Das Oberlandesgericht Düsseldorf bestätigte in einem Urteil (Az.: U59/22) seine Auffassung, dass die Grundsätze des Bundesgerichtshofs zur Beurteilung der positiven Fortführungsprognose bei Start-ups nicht uneingeschränkt gelten. Die Insolvenzordnung unterscheidet drei Insolvenzgründe für juristische Personen:
1. Zahlungsunfähigkeit
2. drohende Zahlungsunfähigkeit und
3. Überschuldung.
Eine Gesellschaft gilt als überschuldet, wenn ihr Vermögen ihre Verbindlichkeiten nicht deckt, es sei denn, die Fortführung des Unternehmens ist wahrscheinlich. Die Beurteilung erfolgt in zwei Schritten: Zunächst wird geprüft, ob eine rechnerische Überschuldung besteht, und dann, ob eine positive Fortführungsprognose vorliegt.

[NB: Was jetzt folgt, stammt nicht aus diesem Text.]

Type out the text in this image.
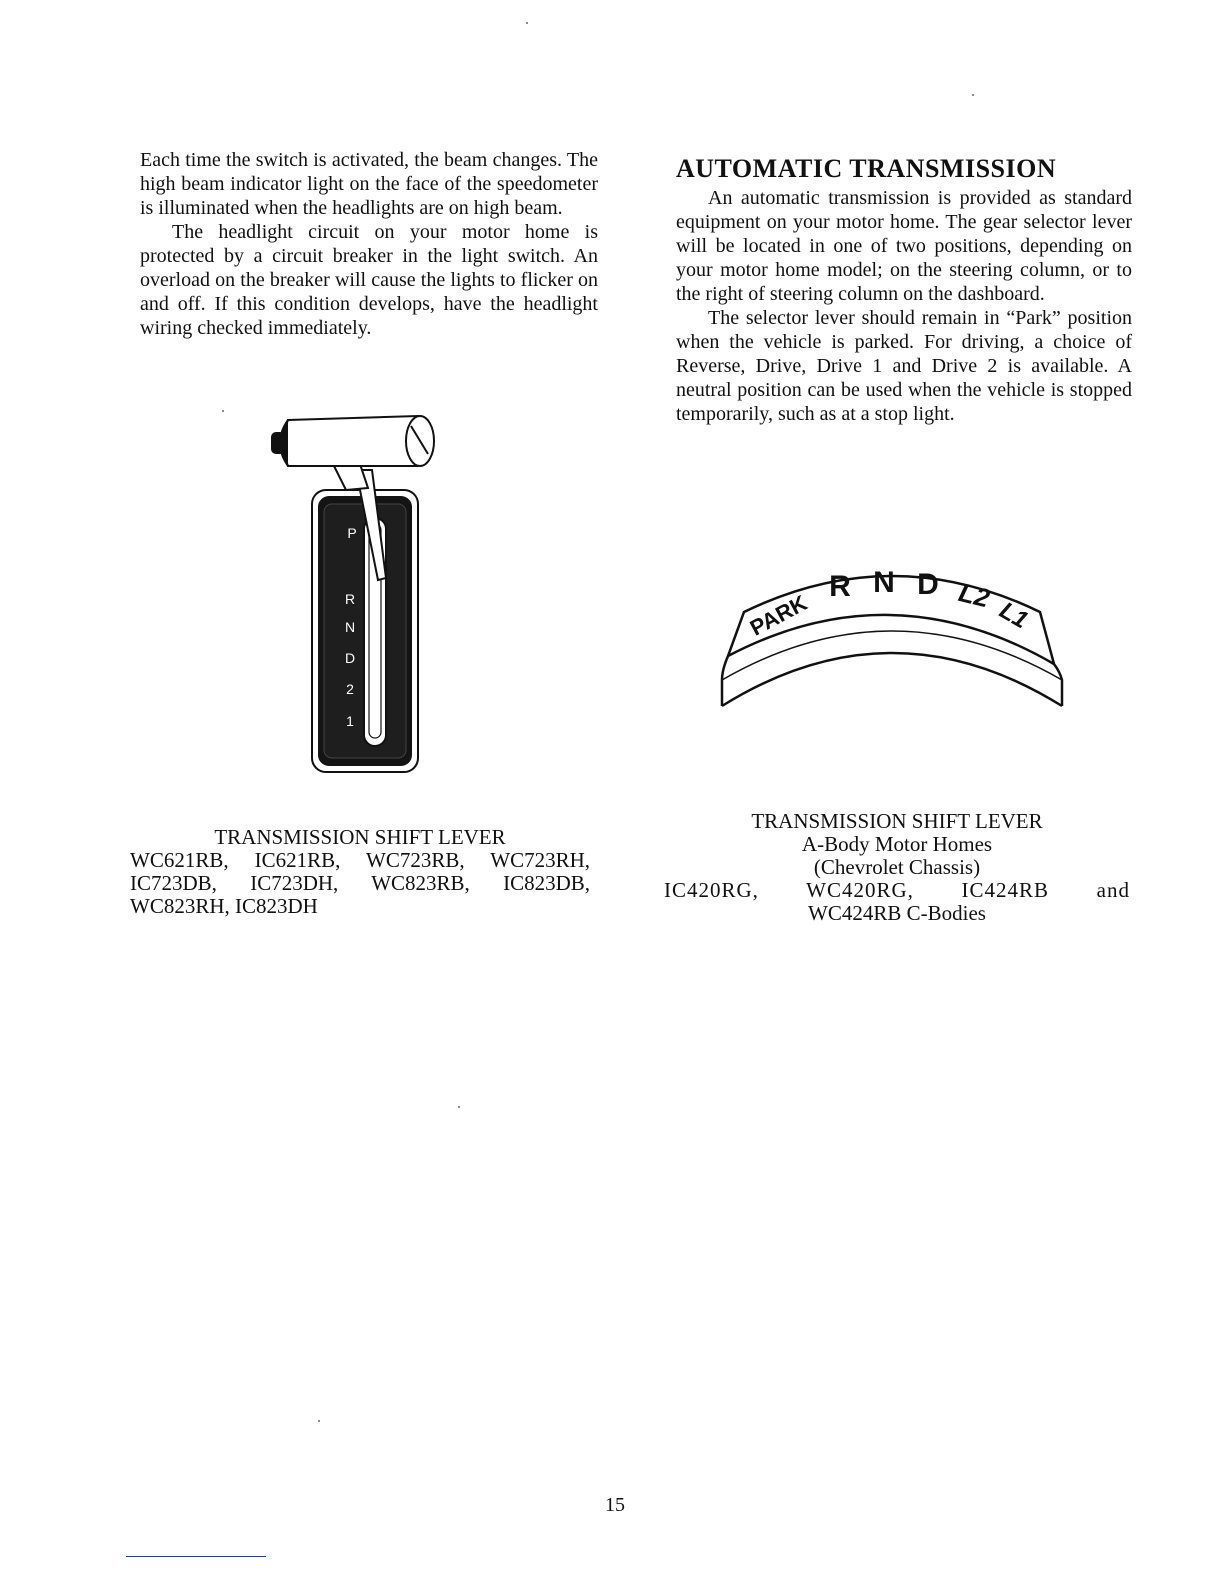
Each time the switch is activated, the beam changes. The high beam indicator light on the face of the speedometer is illuminated when the headlights are on high beam.

The headlight circuit on your motor home is protected by a circuit breaker in the light switch. An overload on the breaker will cause the lights to flicker on and off. If this condition develops, have the headlight wiring checked immediately.

AUTOMATIC TRANSMISSION

An automatic transmission is provided as standard equipment on your motor home. The gear selector lever will be located in one of two positions, depending on your motor home model; on the steering column, or to the right of steering column on the dashboard.

The selector lever should remain in “Park” position when the vehicle is parked. For driving, a choice of Reverse, Drive, Drive 1 and Drive 2 is available. A neutral position can be used when the vehicle is stopped temporarily, such as at a stop light.

P
R
N
D
2
1
PARK
R N D L2
L1
TRANSMISSION SHIFT LEVER
WC621RB, IC621RB, WC723RB, WC723RH,
IC723DB, IC723DH, WC823RB, IC823DB,
WC823RH, IC823DH
TRANSMISSION SHIFT LEVER
A-Body Motor Homes
(Chevrolet Chassis)
IC420RG, WC420RG, IC424RB and
WC424RB C-Bodies
15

Prognose ist stets Einzelfallbeurteilung
Diese beruht auf dem Fortführungswillen des Schuldners und der Überlebensfähigkeit des Unternehmens für die nächsten 12 Monate. Dabei müssen finanzielle Mittel vorhanden sein, um die Zahlungsverpflichtungen zu erfüllen. Das OLG entschied, dass die positive Fortführungsprognose bei Start-ups nicht allein auf deren Selbstfinanzierungskraft basieren muss.
Die Situation des in der Entscheidung behandelten Unternehmens ist exemplarisch: Im zweiten Jahr seines Bestehens wies es bei einem Umsatz von 12.000 Euro Schulden von über 600.000 Euro auf. Diese Diskrepanz verdeutlicht, dass Start-ups oft von Investoren finanziert werden, die auf zukünftige Renditen spekulieren. Müssten sie von Beginn an selbstfinanzierungsfähig sein, würden viele innovative Geschäftsideen scheitern, bevor sie überhaupt starten könnten.
Das Gericht betonte, dass für die Beurteilung der positiven Fortführungsprognose nicht nur die aktuelle Ertragskraft relevant ist. Entscheidend ist vielmehr, dass eine realistische Ertrags- und Finanzplanung vorgewiesen werden kann und Dritte, etwa Investoren oder Fremdkapitalgeber, die Finanzierung für die nächsten 12 Monate zusichern.
Planung sollte nachgewiesen werden
Im vorliegenden Fall konnte der beklagte Geschäftsführer jedoch nicht nachweisen, dass monatliche Finanzpläne erstellt und mit dem Investor abgestimmt wurden. Zudem wurde deutlich, dass der Investor die Finanzierung nicht von den Plänen des Geschäftsführers, sondern von den Plänen des Gründers abhängig machte.
Die Entscheidung der Düsseldorfer Richter verdeutlicht, dass Start-ups nicht schon als insolvent gelten, wenn sie rechnerisch überschuldet und nicht selbstfinanzierungsfähig sind. Solange eine realistische Planung vorliegt und die Finanzierung durch Dritte gesichert ist, kann von einer positiven Fortführungsprognose ausgegangen werden.